Untuk kecenderungan di Indonesia, Menteri Keuangan Sri Mulyani pun


mengonfirmasi gambaran dari dari IMF itu. Dalam rapat kerja dengan Komisi XI
DPR, Senin (6/4), Menkeu mengemukakan, akibat wabah corona, skenario terburuk
perekonomian nasional hanya bisa tumbuh 2,3% dari prediksi awal tahun 2020 yang
5%. Baik investasi maupun ekspor tumbuh negatif. Pada kuartal IV nanti, situasinya
diharapkan membaik. Ketika investasi dan ekspor tumbuh negatif, motor penggerak
pertumbuhan yang masih bisa diandalkan adalah konsumsi dalam negeri. Maka,
dalam beberapa waktu ke depan, pemerintah diharapkan menerapkan kebijakan
yang mendorong penguatan konsumsi, baik konsumsi masyarakat maupun
konsumsi pemerintah sendiri.

Terkait resesi ekonomi, Indonesia memang tidak boleh hanya menunggu. Sambil
tetap berfokus pada kerja merespons dampak wabah Virus Corona, kepedulian
bersama dan respons bersama pada resesi ekonomi pun harus dimulai. Kalau
selama ini hanya pemerintah lewat Menkeu Sri Mulyani yang menyuarakan
kecemasan, kini semua dipanggil untuk peduli.
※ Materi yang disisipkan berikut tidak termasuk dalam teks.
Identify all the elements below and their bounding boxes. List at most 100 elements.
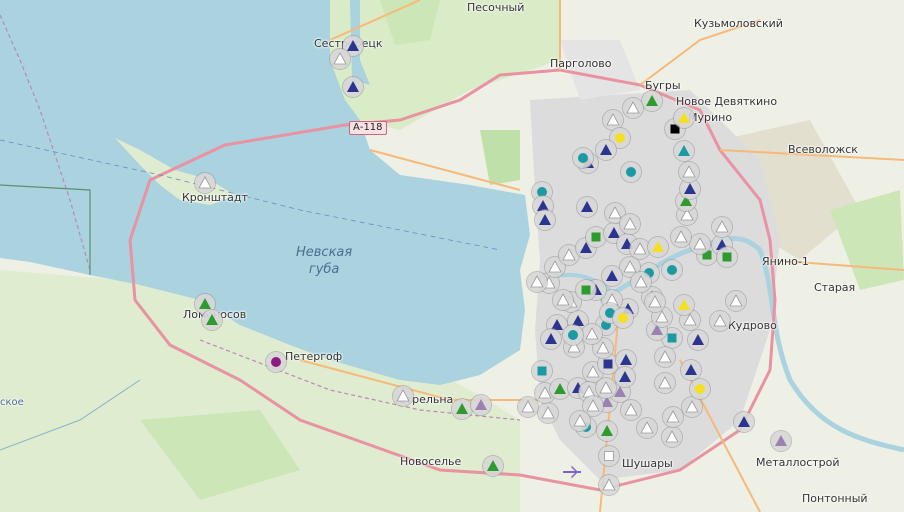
map-marker[interactable]	[553, 290, 573, 310]
map-marker[interactable]	[621, 400, 641, 420]
map-marker[interactable]	[527, 272, 547, 292]
map-marker[interactable]	[202, 310, 222, 330]
triangle-icon	[685, 364, 697, 375]
map-marker[interactable]	[717, 247, 737, 267]
square-icon	[581, 285, 591, 295]
triangle-icon	[599, 381, 613, 394]
map-marker[interactable]	[483, 456, 503, 476]
triangle-icon	[573, 414, 587, 427]
map-marker[interactable]	[563, 325, 583, 345]
map-marker[interactable]	[613, 308, 633, 328]
map-marker[interactable]	[710, 311, 730, 331]
map-marker[interactable]	[266, 352, 286, 372]
map-marker[interactable]	[471, 395, 491, 415]
circle-icon	[568, 330, 578, 340]
map-marker[interactable]	[637, 418, 657, 438]
map-marker[interactable]	[690, 379, 710, 399]
map-marker[interactable]	[688, 330, 708, 350]
triangle-icon	[456, 403, 468, 414]
map-marker[interactable]	[655, 373, 675, 393]
triangle-icon	[646, 95, 658, 106]
map-marker[interactable]	[573, 148, 593, 168]
map-marker[interactable]	[662, 427, 682, 447]
map-marker[interactable]	[630, 239, 650, 259]
square-icon	[537, 366, 547, 376]
map-marker[interactable]	[681, 360, 701, 380]
triangle-icon	[606, 270, 618, 281]
map-marker[interactable]	[679, 162, 699, 182]
map-marker[interactable]	[393, 386, 413, 406]
map-marker[interactable]	[535, 210, 555, 230]
map-marker[interactable]	[596, 140, 616, 160]
triangle-icon	[606, 113, 620, 126]
triangle-icon	[684, 183, 696, 194]
map-marker[interactable]	[674, 141, 694, 161]
square-icon	[591, 232, 601, 242]
map-marker[interactable]	[570, 411, 590, 431]
triangle-icon	[678, 112, 690, 123]
triangle-icon	[678, 299, 690, 310]
map-marker[interactable]	[655, 347, 675, 367]
map-marker[interactable]	[645, 292, 665, 312]
triangle-icon	[600, 144, 612, 155]
triangle-icon	[713, 314, 727, 327]
map-marker[interactable]	[623, 98, 643, 118]
triangle-icon	[715, 220, 729, 233]
square-icon	[667, 333, 677, 343]
place-label-kudrovo: Кудрово	[728, 319, 777, 332]
map-marker[interactable]	[663, 407, 683, 427]
map-marker[interactable]	[532, 361, 552, 381]
map-marker[interactable]	[662, 260, 682, 280]
map-marker[interactable]	[343, 77, 363, 97]
map-marker[interactable]	[541, 329, 561, 349]
map-marker[interactable]	[682, 397, 702, 417]
map-marker[interactable]	[603, 110, 623, 130]
map-marker[interactable]	[771, 431, 791, 451]
triangle-icon	[530, 275, 544, 288]
map-marker[interactable]	[726, 291, 746, 311]
map-marker[interactable]	[195, 173, 215, 193]
place-label-kuzmolovsky: Кузьмоловский	[694, 17, 783, 30]
circle-icon	[695, 384, 705, 394]
road-shield-a118: А-118	[349, 121, 387, 135]
map-marker[interactable]	[621, 162, 641, 182]
map-marker[interactable]	[599, 446, 619, 466]
map-marker[interactable]	[602, 266, 622, 286]
map-marker[interactable]	[582, 324, 602, 344]
place-label-staraya: Старая	[814, 281, 856, 294]
map-marker[interactable]	[674, 108, 694, 128]
map-marker[interactable]	[680, 179, 700, 199]
map-marker[interactable]	[599, 475, 619, 495]
map-canvas[interactable]: Песочный Кузьмоловский Сестрорецк Паргол…	[0, 0, 904, 512]
map-marker[interactable]	[671, 227, 691, 247]
triangle-icon	[608, 206, 622, 219]
map-marker[interactable]	[330, 49, 350, 69]
triangle-icon	[674, 230, 688, 243]
map-marker[interactable]	[631, 272, 651, 292]
map-marker[interactable]	[712, 217, 732, 237]
map-marker[interactable]	[615, 367, 635, 387]
place-label-yanino: Янино-1	[762, 255, 809, 268]
map-marker[interactable]	[550, 379, 570, 399]
map-marker[interactable]	[597, 421, 617, 441]
map-marker[interactable]	[577, 197, 597, 217]
triangle-icon	[666, 410, 680, 423]
map-marker[interactable]	[576, 280, 596, 300]
place-label-novoe-devyatkino: Новое Девяткино	[676, 95, 778, 108]
map-marker[interactable]	[648, 237, 668, 257]
map-marker[interactable]	[734, 412, 754, 432]
map-marker[interactable]	[586, 227, 606, 247]
map-marker[interactable]	[518, 397, 538, 417]
map-marker[interactable]	[596, 378, 616, 398]
circle-icon	[626, 167, 636, 177]
map-marker[interactable]	[642, 91, 662, 111]
triangle-icon	[545, 333, 557, 344]
triangle-icon	[347, 81, 359, 92]
map-marker[interactable]	[538, 403, 558, 423]
map-marker[interactable]	[452, 399, 472, 419]
place-label-vsevolozhsk: Всеволожск	[788, 143, 858, 156]
triangle-icon	[652, 241, 664, 252]
map-marker[interactable]	[690, 234, 710, 254]
map-marker[interactable]	[674, 295, 694, 315]
map-marker[interactable]	[620, 214, 640, 234]
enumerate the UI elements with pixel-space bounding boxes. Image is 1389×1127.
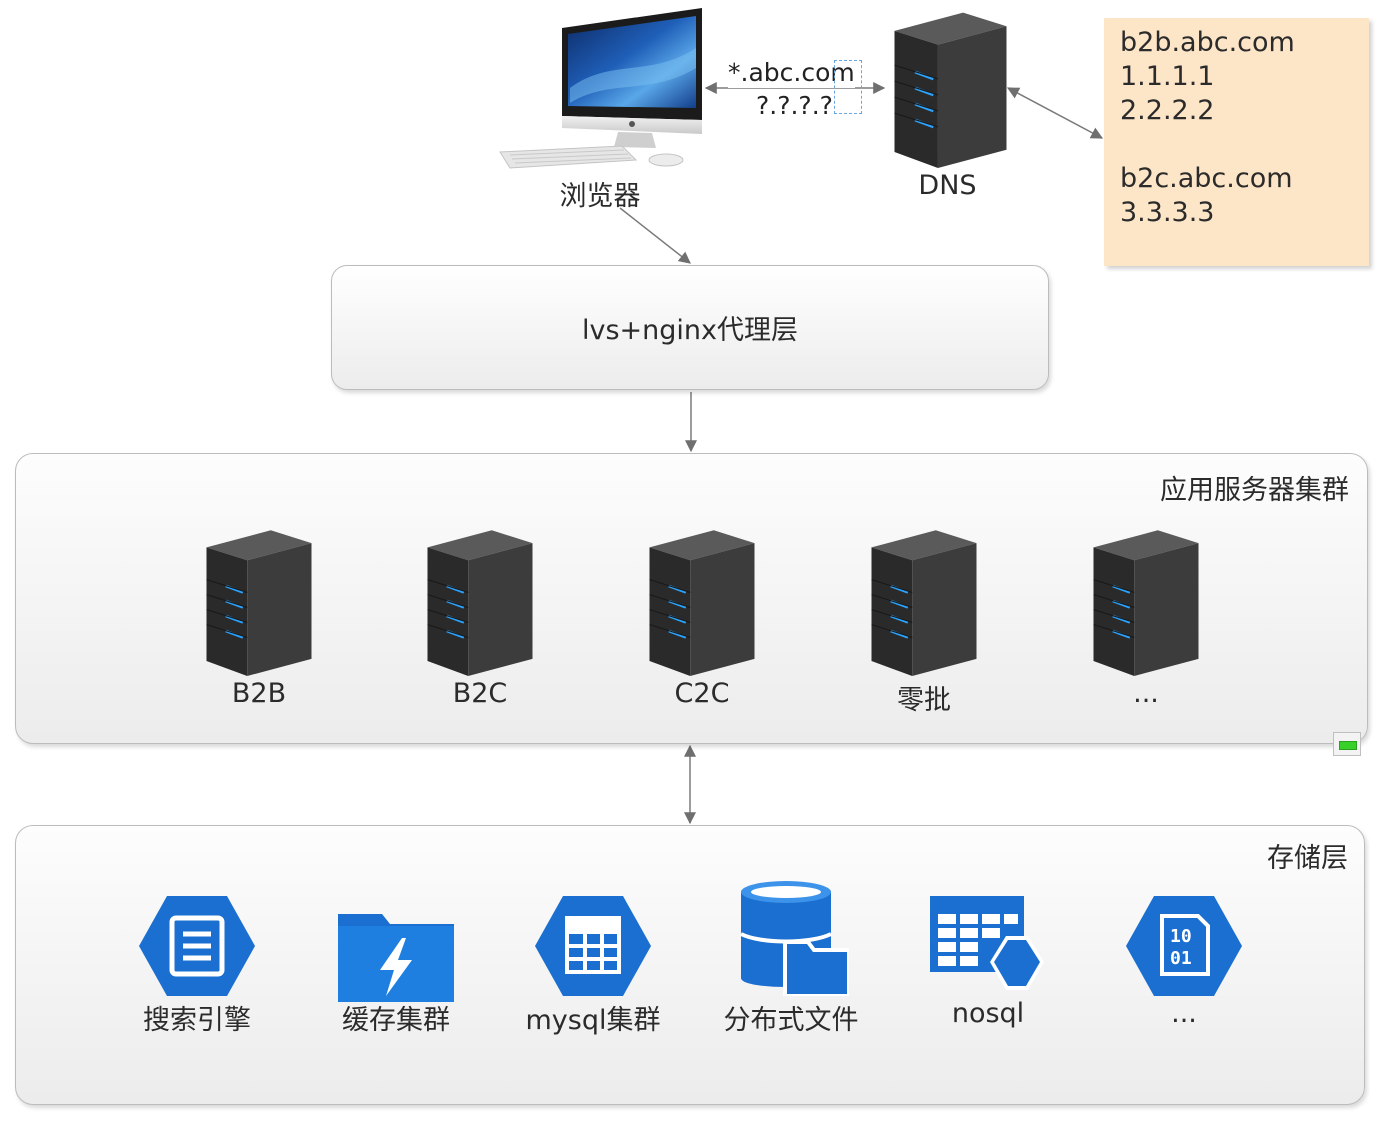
- storage-item-5: nosql: [913, 894, 1063, 1029]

Sebab, negara dan bangsa ini harus
menemukan jalan keluar yang bisa meminimalisir ekses resesi ekonomi. Negara-
negara dengan perekonomian yang maju dan kuat sudah coba merespons resesi.
Amerika Serikat (AS) dan Tiongkok, misalnya, sudah berinisiatif dengan beberapa
paket kebijakan stimulus ekonomi.

Indonesia pun sudah menempuh inisiatif yang sama. Pemerintah berencana


menerbitkan obligasi khusus, yang hasilnya akan disalurkan untuk membantu pelaku
Usaha Mikro, Kecil, dan Menengah (UMKM) agar tetap mampu bertahan dan
menciptakan lapangan kerja. Selain itu, Presiden Joko Widodo berjanji
menyelenggarakan program padat karya tunai untuk memberi penghasilan
sementara bagi pekerja harian yang kehilangan pendapatan akibat pandemi COVID-
19. Akan ada beragam program padat karya, termasuk memproduksi masker,
disinfektan, dan berbagai keperluan untuk menangani wabah COVID-19.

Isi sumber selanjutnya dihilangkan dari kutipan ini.